It is not diversity that divides us; it is not our ethnicity or religion or culture that divides us.
~ Nelson Mandela
Fear unites the disparate parts of our false selves very quickly.
The ego moves forward by contraction, self-protection, and refusal, by saying no.
Contraction gives us focus, purpose, direction, superiority, and a strange kind of security.
It takes our aimless anxiety, covers it up, and tries to turn it into purposefulness
and urgency, which results in a kind of drivenness.
But this drive is not peaceful or happy.
It is filled with fear and locates all its problems as
“out there,” never “in here.”
The soul or the True Self does not proceed by contraction but by expansion.
It moves forward, not by exclusion, but by inclusion. It sees things deeply
and broadly not by saying no but by saying yes, at least on some level,
to whatever comes its way. Can you distinguish between those two
very different movements within yourself?
Fear and contraction allow us to eliminate other people, write them off,
exclude them, and somehow expel them, at least in our minds.

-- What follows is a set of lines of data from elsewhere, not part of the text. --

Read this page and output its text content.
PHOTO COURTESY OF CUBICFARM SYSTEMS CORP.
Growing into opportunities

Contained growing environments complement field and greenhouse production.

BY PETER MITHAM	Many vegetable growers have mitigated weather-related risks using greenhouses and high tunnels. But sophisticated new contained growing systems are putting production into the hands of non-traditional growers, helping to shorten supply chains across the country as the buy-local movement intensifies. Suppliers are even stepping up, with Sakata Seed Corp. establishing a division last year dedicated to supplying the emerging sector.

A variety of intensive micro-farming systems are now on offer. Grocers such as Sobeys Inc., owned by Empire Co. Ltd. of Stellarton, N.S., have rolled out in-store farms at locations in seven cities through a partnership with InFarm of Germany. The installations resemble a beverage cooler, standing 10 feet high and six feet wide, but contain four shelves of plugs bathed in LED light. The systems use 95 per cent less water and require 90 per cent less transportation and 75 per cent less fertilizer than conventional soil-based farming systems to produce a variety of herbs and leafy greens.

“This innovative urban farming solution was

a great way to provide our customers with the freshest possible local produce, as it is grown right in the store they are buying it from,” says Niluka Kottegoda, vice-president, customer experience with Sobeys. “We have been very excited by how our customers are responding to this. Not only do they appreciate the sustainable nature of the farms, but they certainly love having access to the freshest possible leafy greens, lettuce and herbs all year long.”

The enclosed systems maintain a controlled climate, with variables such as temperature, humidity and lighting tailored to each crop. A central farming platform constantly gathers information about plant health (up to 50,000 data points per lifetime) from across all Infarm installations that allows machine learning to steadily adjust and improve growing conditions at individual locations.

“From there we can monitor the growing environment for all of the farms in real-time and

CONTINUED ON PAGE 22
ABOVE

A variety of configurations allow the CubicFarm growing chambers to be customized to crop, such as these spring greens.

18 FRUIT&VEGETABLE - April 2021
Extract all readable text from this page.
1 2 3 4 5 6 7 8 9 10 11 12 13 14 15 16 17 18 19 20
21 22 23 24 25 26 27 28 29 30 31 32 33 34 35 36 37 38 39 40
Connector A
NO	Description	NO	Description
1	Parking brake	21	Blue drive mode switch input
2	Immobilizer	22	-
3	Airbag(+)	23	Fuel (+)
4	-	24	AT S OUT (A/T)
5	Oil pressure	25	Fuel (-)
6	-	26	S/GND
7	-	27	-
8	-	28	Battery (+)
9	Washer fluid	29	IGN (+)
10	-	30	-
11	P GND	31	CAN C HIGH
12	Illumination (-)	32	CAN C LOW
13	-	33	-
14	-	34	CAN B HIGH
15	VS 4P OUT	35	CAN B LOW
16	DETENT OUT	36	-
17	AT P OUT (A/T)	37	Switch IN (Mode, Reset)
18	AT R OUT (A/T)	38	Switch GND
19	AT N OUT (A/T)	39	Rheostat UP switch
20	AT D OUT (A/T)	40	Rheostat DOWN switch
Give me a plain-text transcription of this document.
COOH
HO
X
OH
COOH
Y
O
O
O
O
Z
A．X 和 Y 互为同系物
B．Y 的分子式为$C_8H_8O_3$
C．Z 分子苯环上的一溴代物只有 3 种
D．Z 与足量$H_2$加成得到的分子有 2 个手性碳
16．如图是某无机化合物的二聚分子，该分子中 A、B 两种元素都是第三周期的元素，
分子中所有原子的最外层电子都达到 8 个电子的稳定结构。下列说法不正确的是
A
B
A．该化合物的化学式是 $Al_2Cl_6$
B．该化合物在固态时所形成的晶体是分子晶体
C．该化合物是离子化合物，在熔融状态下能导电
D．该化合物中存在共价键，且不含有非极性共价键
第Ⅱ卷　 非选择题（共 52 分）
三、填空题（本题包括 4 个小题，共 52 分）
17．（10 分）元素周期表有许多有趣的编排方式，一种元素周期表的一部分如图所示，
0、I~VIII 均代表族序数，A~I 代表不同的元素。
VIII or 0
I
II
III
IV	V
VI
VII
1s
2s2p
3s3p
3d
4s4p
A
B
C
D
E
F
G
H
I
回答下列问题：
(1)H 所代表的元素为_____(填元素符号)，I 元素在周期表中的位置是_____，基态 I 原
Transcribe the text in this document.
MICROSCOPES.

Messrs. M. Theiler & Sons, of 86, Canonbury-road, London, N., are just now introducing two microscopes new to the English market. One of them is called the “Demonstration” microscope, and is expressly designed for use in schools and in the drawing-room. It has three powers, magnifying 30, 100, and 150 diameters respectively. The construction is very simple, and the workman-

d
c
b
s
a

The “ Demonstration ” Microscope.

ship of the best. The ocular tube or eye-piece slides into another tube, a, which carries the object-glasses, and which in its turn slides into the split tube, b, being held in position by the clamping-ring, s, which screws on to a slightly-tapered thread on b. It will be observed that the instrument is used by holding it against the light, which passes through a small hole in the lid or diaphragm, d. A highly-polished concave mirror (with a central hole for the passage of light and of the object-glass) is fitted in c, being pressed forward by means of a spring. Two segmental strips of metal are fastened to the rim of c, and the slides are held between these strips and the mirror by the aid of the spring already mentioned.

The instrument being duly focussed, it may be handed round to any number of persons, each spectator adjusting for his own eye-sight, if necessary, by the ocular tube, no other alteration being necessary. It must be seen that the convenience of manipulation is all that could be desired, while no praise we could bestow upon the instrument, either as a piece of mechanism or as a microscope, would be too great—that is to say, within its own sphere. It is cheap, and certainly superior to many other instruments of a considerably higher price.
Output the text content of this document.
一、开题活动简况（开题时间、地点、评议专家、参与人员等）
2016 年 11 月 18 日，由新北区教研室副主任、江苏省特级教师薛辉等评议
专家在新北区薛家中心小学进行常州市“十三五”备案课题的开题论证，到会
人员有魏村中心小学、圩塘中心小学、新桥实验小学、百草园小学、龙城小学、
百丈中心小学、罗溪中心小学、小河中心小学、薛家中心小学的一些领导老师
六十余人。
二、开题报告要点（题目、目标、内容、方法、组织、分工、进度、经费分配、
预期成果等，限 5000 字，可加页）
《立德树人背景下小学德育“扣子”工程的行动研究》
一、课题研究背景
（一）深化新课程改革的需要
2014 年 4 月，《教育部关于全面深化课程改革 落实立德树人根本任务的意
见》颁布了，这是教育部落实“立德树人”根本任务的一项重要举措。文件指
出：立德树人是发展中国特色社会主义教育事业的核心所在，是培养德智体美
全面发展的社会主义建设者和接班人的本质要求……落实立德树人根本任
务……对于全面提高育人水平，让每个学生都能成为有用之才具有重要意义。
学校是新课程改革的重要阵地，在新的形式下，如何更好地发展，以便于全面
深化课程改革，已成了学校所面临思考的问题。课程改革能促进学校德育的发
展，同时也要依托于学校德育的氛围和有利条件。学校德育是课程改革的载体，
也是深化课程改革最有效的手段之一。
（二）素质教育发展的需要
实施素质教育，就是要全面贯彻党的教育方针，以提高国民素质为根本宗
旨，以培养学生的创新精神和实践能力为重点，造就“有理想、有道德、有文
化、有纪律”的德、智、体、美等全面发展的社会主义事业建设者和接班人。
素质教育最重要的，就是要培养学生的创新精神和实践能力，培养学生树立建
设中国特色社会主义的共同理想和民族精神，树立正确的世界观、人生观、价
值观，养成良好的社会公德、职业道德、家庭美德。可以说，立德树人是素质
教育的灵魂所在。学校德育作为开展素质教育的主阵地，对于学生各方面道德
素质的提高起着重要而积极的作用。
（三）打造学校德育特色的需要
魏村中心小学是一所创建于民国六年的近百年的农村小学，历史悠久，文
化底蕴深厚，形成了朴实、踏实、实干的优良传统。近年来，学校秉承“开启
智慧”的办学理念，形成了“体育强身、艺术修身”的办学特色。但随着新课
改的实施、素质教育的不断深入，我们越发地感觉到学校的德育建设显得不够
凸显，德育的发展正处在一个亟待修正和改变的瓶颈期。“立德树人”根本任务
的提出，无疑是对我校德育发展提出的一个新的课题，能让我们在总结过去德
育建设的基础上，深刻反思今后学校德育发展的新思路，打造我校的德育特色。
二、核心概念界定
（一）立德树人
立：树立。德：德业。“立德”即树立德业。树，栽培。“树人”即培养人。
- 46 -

This immediately gives us a sense of being in control
and having a secure set of boundaries...
But in controlling we are usually afraid of losing something.
If we go deeper into ourselves, we will see that there is both a rebel
and a dictator in all of us, two different ends of the same spectrum.
It is almost always fear that justifies our knee-jerk rebellion
or our need to dominate—a fear that is hardly ever recognized as such
because we are acting out and trying to control the situation.